Ali Kitapcı: Bizim Ali, Anarşist Ali

Cem Gök’ün, “Bizim Ali ‘Anarşist Bir Demiryolcunun Hikâyesi” adlı kitabı da bize hikâyeyi içeriden bir bakışla anlatıyor. Bu kitap çok fazla hüzün verse de en çok öfkeyi hatırlatıyor, öfkenin o direngen haysiyetli yanını. Geriye söyleyecek tek şey kalıyor: Yaşam hırsızlarına karşı öfkemiz eksik olmasın.

Google Haberlere Abone ol

Ankara Tren Garı, şen şakrak eylem buluşmalarının yapıldığı, dost, yoldaş, arkadaş birçok insanın karşılaşıp buluştuğu, heyecanın, başka dünya hayalinin sloganlara karıştığı, bir yer olarak kafamızda yer etmişti. Özellikle 1 Mayıs gibi daha geniş katılımlı eylemlere buluşma yeri olarak tanıklık eden bu mekân o havayı soluyan herkes için pek çok anlam içeriyordu. Geçmişte bir mekândan bahsediyormuş gibi anlatıyorum çünkü benim ve birçok insanın bu mekâna dair algısı bir daha belki de hiç o eski anlamları taşımayacak şekilde değişti, değiştirildi. İnsanın yaşamında hiçbir şeyin bir daha aynı olamayacağını hissettiği günler, anlar, dakikalar vardır. İşte o günlerden biri 10 Ekim 2015 sadece Ankara’da yaşayanlar, o güne tanık olanlar için değil, bu ülkede barış isteyen, kendisi dışında kalanın acısını duyabilen herkes için. Çünkü 10 Ekim Katliamı tanık olanların ve o günü yaşayanların hayatını ömür boyu sürecek bir sızıyla baş başa bıraktı. Tanıklık yükü daha önce çokça söylediğim gibi ağır ama o kadar da önemli çünkü bellek ile ilişkili, sözü yarım kalanın, sessizliğe mahkûm edilenin, yaşamı çalınanın, hakkı gasp edilenin bir şekilde devamını sağlıyor ve yüzleşme günü geldiğinde hesabın yarım kalmamış oluyor. 10 Ekim 2015’i yaşayanların içindeki sızıyı ve öfkeyi anlamlı kılan da bu. Çok değerli arkadaşlarımızı kaybettik, yaşamın neşesini kaybettik, belleğimizdeki güzel anılar kedere dönüştü, bir kentte aklımızda iyiye dair olanı canlı tutan bir mekân öldürüldü ama hayatta kalanların katledilenlere karşı sorumluluğu var. Bu nedenle işte 10 Ekim’de yaşatılanların bıraktığı acının tamiri ancak bunu bilerek yaşadığımızda anlamlı hâle geliyor.

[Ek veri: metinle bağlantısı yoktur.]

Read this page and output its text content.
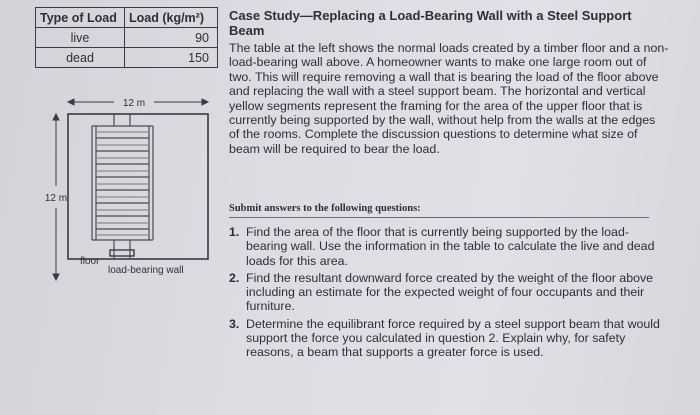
Type of Load	Load (kg/m²)
live	90
dead	150
12 m
12 m
floor
load-bearing wall

Case Study—Replacing a Load-Bearing Wall with a Steel Support Beam

The table at the left shows the normal loads created by a timber floor and a non-load-bearing wall above. A homeowner wants to make one large room out of two. This will require removing a wall that is bearing the load of the floor above and replacing the wall with a steel support beam. The horizontal and vertical yellow segments represent the framing for the area of the upper floor that is currently being supported by the wall, without help from the walls at the edges of the rooms. Complete the discussion questions to determine what size of beam will be required to bear the load.

Submit answers to the following questions:
1. Find the area of the floor that is currently being supported by the load-bearing wall. Use the information in the table to calculate the live and dead loads for this area.
2. Find the resultant downward force created by the weight of the floor above including an estimate for the expected weight of four occupants and their furniture.
3. Determine the equilibrant force required by a steel support beam that would support the force you calculated in question 2. Explain why, for safety reasons, a beam that supports a greater force is used.
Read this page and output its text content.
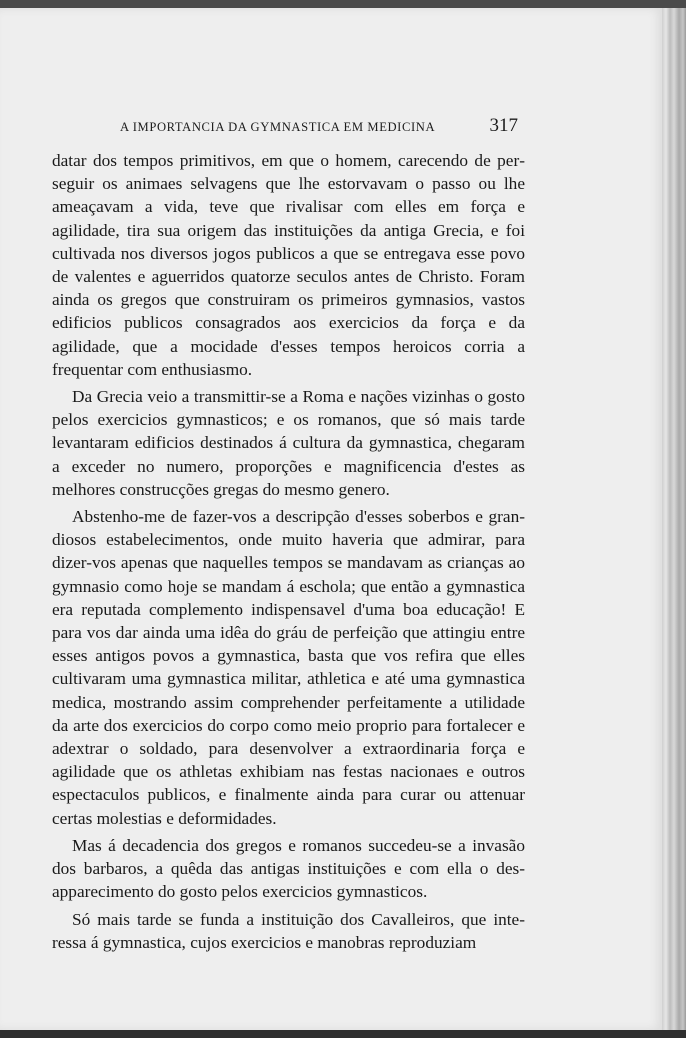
A IMPORTANCIA DA GYMNASTICA EM MEDICINA	317

datar dos tempos primitivos, em que o homem, carecendo de perseguir os animaes selvagens que lhe estorvavam o passo ou lhe ameaçavam a vida, teve que rivalisar com elles em força e agilidade, tira sua origem das instituições da antiga Grecia, e foi cultivada nos diversos jogos publicos a que se entregava esse povo de valentes e aguerridos quatorze seculos antes de Christo. Foram ainda os gregos que construiram os primeiros gymnasios, vastos edificios publicos consagrados aos exercicios da força e da agilidade, que a mocidade d'esses tempos heroicos corria a frequentar com enthusiasmo.

Da Grecia veio a transmittir-se a Roma e nações vizinhas o gosto pelos exercicios gymnasticos; e os romanos, que só mais tarde levantaram edificios destinados á cultura da gymnastica, chegaram a exceder no numero, proporções e magnificencia d'estes as melhores construcções gregas do mesmo genero.

Abstenho-me de fazer-vos a descripção d'esses soberbos e grandiosos estabelecimentos, onde muito haveria que admirar, para dizer-vos apenas que naquelles tempos se mandavam as crianças ao gymnasio como hoje se mandam á eschola; que então a gymnastica era reputada complemento indispensavel d'uma boa educação! E para vos dar ainda uma idêa do gráu de perfeição que attingiu entre esses antigos povos a gymnastica, basta que vos refira que elles cultivaram uma gymnastica militar, athletica e até uma gymnastica medica, mostrando assim comprehender perfeitamente a utilidade da arte dos exercicios do corpo como meio proprio para fortalecer e adextrar o soldado, para desenvolver a extraordinaria força e agilidade que os athletas exhibiam nas festas nacionaes e outros espectaculos publicos, e finalmente ainda para curar ou attenuar certas molestias e deformidades.

Mas á decadencia dos gregos e romanos succedeu-se a invasão dos barbaros, a quêda das antigas instituições e com ella o desapparecimento do gosto pelos exercicios gymnasticos.

Só mais tarde se funda a instituição dos Cavalleiros, que interessa á gymnastica, cujos exercicios e manobras reproduziam
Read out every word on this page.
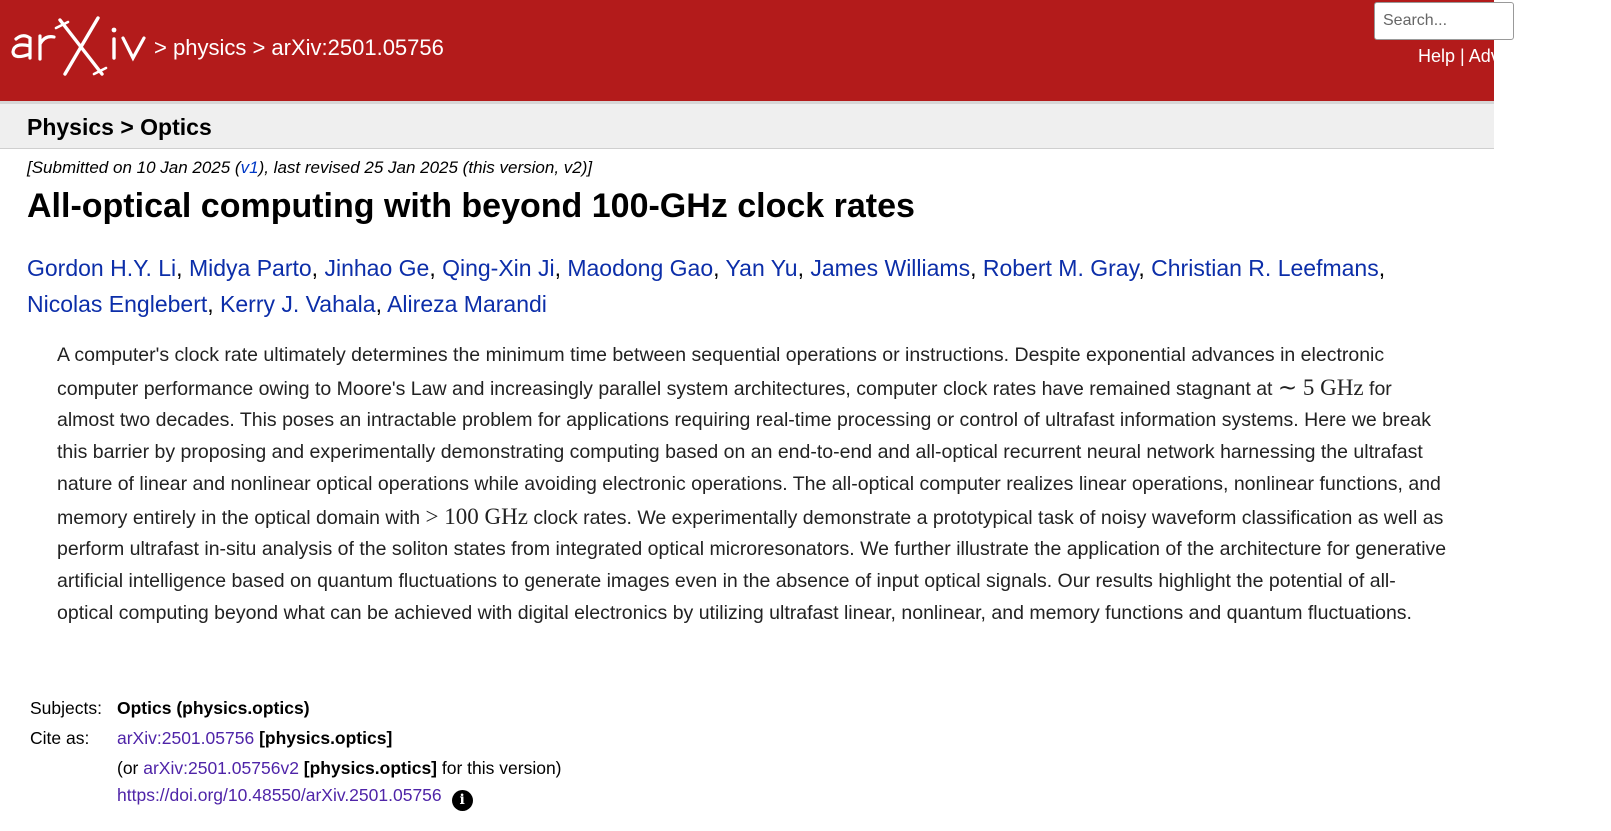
> physics > arXiv:2501.05756
Search...	Help | Advanced Search
Physics > Optics
[Submitted on 10 Jan 2025 (v1), last revised 25 Jan 2025 (this version, v2)]
All-optical computing with beyond 100-GHz clock rates
Gordon H.Y. Li, Midya Parto, Jinhao Ge, Qing-Xin Ji, Maodong Gao, Yan Yu, James Williams, Robert M. Gray, Christian R. Leefmans,
Nicolas Englebert, Kerry J. Vahala, Alireza Marandi

A computer's clock rate ultimately determines the minimum time between sequential operations or instructions. Despite exponential advances in electronic computer performance owing to Moore's Law and increasingly parallel system architectures, computer clock rates have remained stagnant at ∼ 5 GHz for almost two decades. This poses an intractable problem for applications requiring real-time processing or control of ultrafast information systems. Here we break this barrier by proposing and experimentally demonstrating computing based on an end-to-end and all-optical recurrent neural network harnessing the ultrafast nature of linear and nonlinear optical operations while avoiding electronic operations. The all-optical computer realizes linear operations, nonlinear functions, and memory entirely in the optical domain with > 100 GHz clock rates. We experimentally demonstrate a prototypical task of noisy waveform classification as well as perform ultrafast in-situ analysis of the soliton states from integrated optical microresonators. We further illustrate the application of the architecture for generative artificial intelligence based on quantum fluctuations to generate images even in the absence of input optical signals. Our results highlight the potential of all-optical computing beyond what can be achieved with digital electronics by utilizing ultrafast linear, nonlinear, and memory functions and quantum fluctuations.

Subjects:	Optics (physics.optics)
Cite as:	arXiv:2501.05756 [physics.optics]
	(or arXiv:2501.05756v2 [physics.optics] for this version)
	https://doi.org/10.48550/arXiv.2501.05756 i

ANARŞİST BİR DEMİRYOLCU ALİ

Kaos Yayınları tarafından basılan, Cem Gök’ün “Bizim Ali ‘Anarşist Bir Demiryolcunun Hikâyesi” adlı kitabı, 10 Ekim’de kaybettiğimiz Ali Kitapcı’nın yaşamı izinde Türkiye’de anarşizmin tarihine ve yakın dönemin yaşanmışlıklarına odaklanan bir kitap. Ali Kitapcı’ya tanıklık edenlerle yapılan görüşmelerle oluşturulan metin hem 10 Ekim’in belleğine katkıda bulunuyor hem de yaşamı Türkiye’nin yakın tarihinin içine yerleşen bir insanı ayrıntılı bir şekilde anlatıyor. Açıkçası bu kitap hakkında yazmak, üzerine düşünmek benim için epey zor. O güne gitmek, kapanmayan bir yarayla oynamak, ağlamak, kederlenmek, öfkelenmek gibi çok fazla şeyi bir arada hissettiriyor, bu nedenle ifade edemezsem affola. Ali Kitapcı 1958 Sivas doğumlu, yaramaz bir çocuk. Lise yıllarında tanışmış mücadele ile Devrimci Kurtuluş geleneğinden gelen bir isim. Daha o yıllarında söz söylemekten çok eylemci tavrıyla dikkat çekiyor. Askerde zatürre oluyor, yıllar sonra oradan hatıra olarak astım hastalığının kaldığı anlaşılıyor, 10 Ekim’de patlamanın ardından biber gazı sıkılmasa belki yaşıyor olacaktı bu nedenle. 1980 Darbesi gerçekleştiğinde Ali 22 yaşında, evi basılıyor ama gözaltına alınmıyor, yaşamında Emine Aydın var nişanlısı, 23 Aralık 1982’de Libya’ya gidiyor amcası vasıtasıyla çalışmak için ve şartlar nedeniyle Emine Aydın ile evlenemiyor. Libya’da bulunduğu sırada dil öğrenmek için Londra’ya gidiyor, İngiltere aklında kalıyor ve sonrasında para biriktirip kimseye haber vermeden 1987’de İngiltere’ye dönüyor ve bu da onun farklı bir politik yol izlemesinde, Anarşizan fikirlerle tanışmasında etkili olan bir dönem olarak karşımıza çıkıyor. Aslında, ana hatlarıyla bahsetsem de Kitapcı’nın yaşamı kronolojinin soğukluğuna hapsedilmemesi gereken bir yerde duruyor. Hayat sapmaları olan bir yol bir çizgide ilerlemiyor, fikirler değişiyor, pratikler farklılaşıyor, etrafımızdaki insanlar aynı kalmıyor. Kitapcı’nın yaşamı da böyle ama ona tanık olmuş dostlarının da hep vurguladığı gibi, onda sürekli olan tek şey direnmekten ve diyalog kurmaktan hiç vaz geçmemesi. Ali Kitapcı güzel bir insan, düşleri olan onun peşinden giden, yaşamına girenleri etkileyen, anarşizan fikirlerle tanıştıran, dost, yoldaş, arkadaş… Bir kahraman değil ki eminim kendisine böyle bir paye verilmesine ilk kendisi karşı çıkardı, bir amacı var ve onun için son gününe kadar mücadele ediyor, aramızdan alındı ama belleğin özel yerinde yaşıyor, yaşamaya devam edecek.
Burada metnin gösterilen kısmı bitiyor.